2/Il n'y a pas de pardon. Après sa journée de travail un homme prend l'omnibus et se glisse mentalement dans la peau d'un espion en poursuivant une jeune fille ; persuadé qu'il a attiré l'attention et ayant peur que celle-ci ne le reconnaissance il décide de changer son apparence et se rase.
Il rangea son attirail de barbier, éteignit la lampe et les bougies, puis, faisant claquer ses pantoufles, entra dans sa chambre. Et il s'endormit très vite, enfouissant dans l'oreiller ce visage rasé dont tout le monde allait se moquer le lendemain - ses camarades, sa femme, et lui-même.
3/Un fait divers. Un docteur rentre chez lui avec une nouvelle lampe. Témoin d'un voleur qui tente se s'échapper il se met en travers de la route du malandrin et la lampe se casse.
Le voleur heurta sa poitrine de plein fouet; laissa échapper un cri qui montait du fond de ses entrailles, fit tomber la lampe et, repoussant le docteur, se remis à courir. Mais une poigne de fer l'avait saisi au collet.
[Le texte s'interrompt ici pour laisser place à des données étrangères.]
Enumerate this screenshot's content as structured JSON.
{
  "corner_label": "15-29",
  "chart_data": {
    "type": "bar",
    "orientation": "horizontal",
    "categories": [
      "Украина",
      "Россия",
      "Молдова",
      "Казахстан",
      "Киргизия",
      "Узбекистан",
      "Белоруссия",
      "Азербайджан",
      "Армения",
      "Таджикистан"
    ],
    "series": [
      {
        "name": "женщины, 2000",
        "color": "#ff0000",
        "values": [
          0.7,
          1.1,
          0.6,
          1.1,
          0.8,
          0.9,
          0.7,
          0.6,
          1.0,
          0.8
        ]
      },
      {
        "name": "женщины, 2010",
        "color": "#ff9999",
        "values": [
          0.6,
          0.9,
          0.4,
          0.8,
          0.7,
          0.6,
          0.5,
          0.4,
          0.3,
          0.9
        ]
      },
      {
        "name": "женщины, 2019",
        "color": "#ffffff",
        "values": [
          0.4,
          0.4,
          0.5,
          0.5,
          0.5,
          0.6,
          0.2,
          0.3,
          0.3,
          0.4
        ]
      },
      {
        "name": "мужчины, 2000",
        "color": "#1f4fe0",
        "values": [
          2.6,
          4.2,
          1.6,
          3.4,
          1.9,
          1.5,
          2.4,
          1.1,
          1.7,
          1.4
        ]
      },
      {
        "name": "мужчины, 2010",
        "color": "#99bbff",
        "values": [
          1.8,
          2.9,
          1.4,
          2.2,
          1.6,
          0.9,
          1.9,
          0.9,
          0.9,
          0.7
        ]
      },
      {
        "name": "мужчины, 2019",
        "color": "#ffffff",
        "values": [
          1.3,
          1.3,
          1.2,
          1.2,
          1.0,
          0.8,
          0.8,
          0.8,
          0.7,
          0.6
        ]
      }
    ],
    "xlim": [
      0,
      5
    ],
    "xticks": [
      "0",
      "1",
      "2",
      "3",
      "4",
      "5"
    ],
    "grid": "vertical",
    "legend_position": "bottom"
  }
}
4/Dans un gare. Un homme observe le gendarme qui travaille dans une gare ; un jour il est témoin d'un fait déconcertant : le gendarme se met en effet à continuer la construction d'un mur du futur bâtiment de la gare pendant la pause des maçons
Je partis dans la forêt, et quand je revins en passant par la gare, il était une heure de l'après-midi ; les ouvriers se reposaient et les lieux étaient déserts; comme toujours. Mais quelqu'un s'affairait près du mur commencé : c'était le gendarme. Il prenait des briques et terminait la cinquième rangée inachevée.

Il règne une atmosphère inquiétante dans ces nouvelles qui ont un point commun, ou plus exactement un fil rouge : au cours d'observations singulières, un homme découvre la puissance de sentiments enfouis : désir de domination, invention de secrets, perturbation de la vie tranquille suite à un évènement anodin.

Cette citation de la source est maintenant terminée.